Shell ready to ride the next wave
Web posted at: 1/25/2010 0:50:0
Source ::: FINANCIAL TIMES

By Ed Crooks

Peter Voser had to be talked into becoming Royal Dutch Shell chief executive. Early in 2008, when he was the company’s chief financial officer, he says, “I made it clear internally here and to the board that I think I’m okay where I am, and I therefore would not go for the CEO job.”

When the board asked him to talk about it, however, he agreed, and as he set out his ideas for Shell’s future, “I got excited about having the space and the freedom to move as fast as I wanted.”

He has used that freedom to the full. After taking over last July, Voser put in place a new organisational structure and cut 5,000 jobs including 150 senior managers, all before the year was out. It is no surprise that, when asked to compare himself with his predecessor Jeroen van der Veer, he says: “I think I’m more direct, and I’m a faster decision taker.”

The restructuring was designed to cut costs, raise efficiency and help secure access to oil and gas reserves. Voser’s second task is to look after van der Veer’s legacy. Shell is reaching the culmination of an investment cycle, developing projects such as the $18bn Pearl plant converting gas to liquid fuels in Qatar, and the $14bn expansion of the Athabasca Oil Sands Project in Canada, which is 60 percent owned by Shell.

Over the next couple of years those projects will be coming into production, at last starting to reverse Shell’s seven-year decline in oil and gas output.

That prospect will start Voser’s tenure with a following wind, although as he says himself: “My task is to finish what he started, which is a big piece. You need to deliver the damn thing, because just saying you’re going to build it is one thing, but it needs to work at the end, so that’s what we are working on now.”

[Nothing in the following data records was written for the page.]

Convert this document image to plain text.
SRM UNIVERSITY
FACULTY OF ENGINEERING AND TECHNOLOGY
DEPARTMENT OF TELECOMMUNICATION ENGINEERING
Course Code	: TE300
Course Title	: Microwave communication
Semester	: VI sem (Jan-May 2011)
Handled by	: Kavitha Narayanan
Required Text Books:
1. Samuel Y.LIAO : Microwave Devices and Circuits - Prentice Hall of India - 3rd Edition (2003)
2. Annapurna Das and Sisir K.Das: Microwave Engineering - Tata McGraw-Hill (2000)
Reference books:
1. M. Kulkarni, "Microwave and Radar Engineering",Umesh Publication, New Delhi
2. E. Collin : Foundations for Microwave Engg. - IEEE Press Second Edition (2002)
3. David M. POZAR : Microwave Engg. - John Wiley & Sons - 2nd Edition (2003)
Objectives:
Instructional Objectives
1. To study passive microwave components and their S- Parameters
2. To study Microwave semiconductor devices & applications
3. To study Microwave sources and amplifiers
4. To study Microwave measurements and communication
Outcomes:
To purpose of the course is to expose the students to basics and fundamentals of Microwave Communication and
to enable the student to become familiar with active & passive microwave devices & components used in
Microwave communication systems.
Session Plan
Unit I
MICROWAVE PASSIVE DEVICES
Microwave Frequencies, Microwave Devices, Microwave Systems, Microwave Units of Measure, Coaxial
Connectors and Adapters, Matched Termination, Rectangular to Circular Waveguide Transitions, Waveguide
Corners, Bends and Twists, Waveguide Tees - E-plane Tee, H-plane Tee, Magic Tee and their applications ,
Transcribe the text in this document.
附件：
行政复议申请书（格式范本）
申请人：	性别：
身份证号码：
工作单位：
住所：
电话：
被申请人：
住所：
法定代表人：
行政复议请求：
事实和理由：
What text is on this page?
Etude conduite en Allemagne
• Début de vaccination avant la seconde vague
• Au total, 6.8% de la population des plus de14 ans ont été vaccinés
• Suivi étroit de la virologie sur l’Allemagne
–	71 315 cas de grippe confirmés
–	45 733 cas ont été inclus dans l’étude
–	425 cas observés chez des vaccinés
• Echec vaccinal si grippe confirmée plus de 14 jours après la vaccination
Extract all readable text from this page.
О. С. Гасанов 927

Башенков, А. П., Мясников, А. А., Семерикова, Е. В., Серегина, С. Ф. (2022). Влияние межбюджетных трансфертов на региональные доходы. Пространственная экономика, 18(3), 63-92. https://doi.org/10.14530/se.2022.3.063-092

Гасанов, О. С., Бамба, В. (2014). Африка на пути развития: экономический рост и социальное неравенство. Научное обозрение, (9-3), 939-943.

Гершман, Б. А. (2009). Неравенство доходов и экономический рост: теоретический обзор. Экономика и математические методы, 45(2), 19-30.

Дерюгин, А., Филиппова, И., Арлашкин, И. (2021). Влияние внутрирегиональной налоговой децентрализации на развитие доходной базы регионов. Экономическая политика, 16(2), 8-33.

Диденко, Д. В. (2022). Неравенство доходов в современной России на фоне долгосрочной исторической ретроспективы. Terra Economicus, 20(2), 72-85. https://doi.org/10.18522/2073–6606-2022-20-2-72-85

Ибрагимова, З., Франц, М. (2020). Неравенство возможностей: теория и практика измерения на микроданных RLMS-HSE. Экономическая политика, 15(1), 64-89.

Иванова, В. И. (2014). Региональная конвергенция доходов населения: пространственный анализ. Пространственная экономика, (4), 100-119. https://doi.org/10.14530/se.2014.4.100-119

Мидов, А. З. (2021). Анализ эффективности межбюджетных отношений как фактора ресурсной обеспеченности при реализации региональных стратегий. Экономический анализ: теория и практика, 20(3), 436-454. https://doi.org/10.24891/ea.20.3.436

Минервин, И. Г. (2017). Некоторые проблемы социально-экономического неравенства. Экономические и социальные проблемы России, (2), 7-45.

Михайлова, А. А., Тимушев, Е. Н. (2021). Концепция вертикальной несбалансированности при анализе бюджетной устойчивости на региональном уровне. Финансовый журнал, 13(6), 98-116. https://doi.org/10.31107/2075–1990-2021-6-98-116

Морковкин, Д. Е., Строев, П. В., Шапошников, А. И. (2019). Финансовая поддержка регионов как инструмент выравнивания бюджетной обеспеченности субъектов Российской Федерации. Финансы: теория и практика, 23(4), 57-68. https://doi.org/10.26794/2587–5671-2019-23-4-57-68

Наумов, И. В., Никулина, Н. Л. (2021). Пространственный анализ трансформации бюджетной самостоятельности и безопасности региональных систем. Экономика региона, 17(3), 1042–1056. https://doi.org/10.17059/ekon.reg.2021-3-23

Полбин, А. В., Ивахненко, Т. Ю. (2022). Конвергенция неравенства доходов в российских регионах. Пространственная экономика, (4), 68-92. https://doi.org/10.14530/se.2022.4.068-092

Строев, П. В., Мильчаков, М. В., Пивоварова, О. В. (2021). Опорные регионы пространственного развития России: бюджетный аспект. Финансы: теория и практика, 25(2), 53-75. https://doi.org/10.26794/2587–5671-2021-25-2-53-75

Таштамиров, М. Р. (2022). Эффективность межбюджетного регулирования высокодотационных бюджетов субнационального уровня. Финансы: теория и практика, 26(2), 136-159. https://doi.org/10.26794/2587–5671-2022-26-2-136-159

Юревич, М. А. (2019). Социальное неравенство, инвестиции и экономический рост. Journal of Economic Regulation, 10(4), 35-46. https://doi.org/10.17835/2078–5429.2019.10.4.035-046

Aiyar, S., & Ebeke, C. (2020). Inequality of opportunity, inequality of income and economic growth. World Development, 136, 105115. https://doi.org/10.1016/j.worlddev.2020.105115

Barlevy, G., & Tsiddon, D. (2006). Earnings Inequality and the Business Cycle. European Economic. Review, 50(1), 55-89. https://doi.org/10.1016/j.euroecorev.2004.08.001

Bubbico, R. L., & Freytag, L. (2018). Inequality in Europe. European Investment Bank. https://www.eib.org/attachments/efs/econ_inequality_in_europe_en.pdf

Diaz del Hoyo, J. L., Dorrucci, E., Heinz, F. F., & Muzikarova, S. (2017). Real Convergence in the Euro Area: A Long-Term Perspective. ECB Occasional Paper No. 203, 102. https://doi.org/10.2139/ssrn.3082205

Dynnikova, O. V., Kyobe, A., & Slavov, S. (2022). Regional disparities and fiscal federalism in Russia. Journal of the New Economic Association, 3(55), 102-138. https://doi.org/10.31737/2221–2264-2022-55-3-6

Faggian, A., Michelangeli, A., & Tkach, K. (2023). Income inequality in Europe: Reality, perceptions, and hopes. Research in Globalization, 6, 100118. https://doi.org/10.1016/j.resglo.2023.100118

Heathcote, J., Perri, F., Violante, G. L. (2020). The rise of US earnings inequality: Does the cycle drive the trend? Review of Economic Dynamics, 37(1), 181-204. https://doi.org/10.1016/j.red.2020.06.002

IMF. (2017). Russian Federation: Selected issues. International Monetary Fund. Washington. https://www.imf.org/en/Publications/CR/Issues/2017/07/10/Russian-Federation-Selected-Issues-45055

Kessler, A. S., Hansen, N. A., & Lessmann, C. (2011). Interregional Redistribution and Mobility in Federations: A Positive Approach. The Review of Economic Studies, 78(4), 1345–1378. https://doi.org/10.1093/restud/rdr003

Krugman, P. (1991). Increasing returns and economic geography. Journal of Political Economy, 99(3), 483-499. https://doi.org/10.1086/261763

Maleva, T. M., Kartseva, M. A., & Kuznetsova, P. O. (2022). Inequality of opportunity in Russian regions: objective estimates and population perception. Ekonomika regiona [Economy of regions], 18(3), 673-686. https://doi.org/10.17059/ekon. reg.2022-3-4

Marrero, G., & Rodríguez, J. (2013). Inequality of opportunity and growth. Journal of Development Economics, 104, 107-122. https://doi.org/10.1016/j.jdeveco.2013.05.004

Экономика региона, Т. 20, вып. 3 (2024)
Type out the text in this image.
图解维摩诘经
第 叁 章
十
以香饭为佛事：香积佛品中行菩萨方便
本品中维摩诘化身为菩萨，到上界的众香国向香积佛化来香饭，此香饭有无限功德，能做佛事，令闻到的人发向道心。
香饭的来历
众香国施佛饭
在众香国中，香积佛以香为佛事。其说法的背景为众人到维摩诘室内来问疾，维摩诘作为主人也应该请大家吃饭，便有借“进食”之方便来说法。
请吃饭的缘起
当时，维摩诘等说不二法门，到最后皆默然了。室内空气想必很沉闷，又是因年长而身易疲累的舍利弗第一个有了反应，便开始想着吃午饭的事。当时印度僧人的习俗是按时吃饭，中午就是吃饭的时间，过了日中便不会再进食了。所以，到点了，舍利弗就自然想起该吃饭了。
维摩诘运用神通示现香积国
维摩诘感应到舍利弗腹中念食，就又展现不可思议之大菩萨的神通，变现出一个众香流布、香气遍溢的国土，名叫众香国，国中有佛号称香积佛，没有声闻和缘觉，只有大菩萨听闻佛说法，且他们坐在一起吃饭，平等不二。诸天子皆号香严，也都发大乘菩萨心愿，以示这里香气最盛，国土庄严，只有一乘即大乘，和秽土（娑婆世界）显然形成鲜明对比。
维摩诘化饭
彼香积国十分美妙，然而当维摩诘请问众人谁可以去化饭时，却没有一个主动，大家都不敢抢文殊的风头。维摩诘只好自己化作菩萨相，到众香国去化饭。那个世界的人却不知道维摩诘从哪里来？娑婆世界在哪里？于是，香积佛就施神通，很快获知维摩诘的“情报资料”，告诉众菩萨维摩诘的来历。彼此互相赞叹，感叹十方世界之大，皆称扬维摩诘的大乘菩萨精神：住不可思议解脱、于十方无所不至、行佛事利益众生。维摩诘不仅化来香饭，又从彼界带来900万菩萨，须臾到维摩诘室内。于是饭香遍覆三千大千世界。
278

The third task, though, is probably the most difficult. Although Shell is in a much more robust position now than when van der Veer took over in 2004, the challenge is the same: How to create growth for the coming decade. “That’s the visionary part: the objective for the longer term. Where will the oil and gas companies go? Where is the energy industry going to go? So that’s now my task.”

Voser’s background is in accountancy and oil products, rather than upstream exploration and production. Yet it is in conventional production that Voser is pinning his hopes for Shell’s growth after 2012.

The distinction between conventional and unconventional resources is not clear-cut. Conventional reserves have generally been defined as those where the oil and gas will flow relatively easily from a standard well, while unconventional reserves require special treatment.

But Voser argues that North American gas production from reserves that were previously uneconomic, where Shell has a strong position, should no longer be regarded as “unconventional”, because it is now common. In the company’s list of key new opportunities, there is not another gas-to-liquids plant like Pearl, or a tar sands development like the Athabasca project.

Voser insists that the gas-to-liquids and tar sands investments launched by van der Veer will be worthwhile, but he is clear that the cheapest way to acquire oil and gas reserves is the old-fashioned one: going out and finding them. “Finding costs are $2-$3 [per barrel], and then you have development costs of maybe $7-$10 … but on average it’s still much cheaper than buying on Wall Street [through] M&A.”

Voser believes that after years of investment the company can now rely more heavily on reserves it has found for itself. He argues that there are now enough opportunities for “the next wave of development” to mean that Shell can prosper even without further expansion in Canada, or in Nigeria.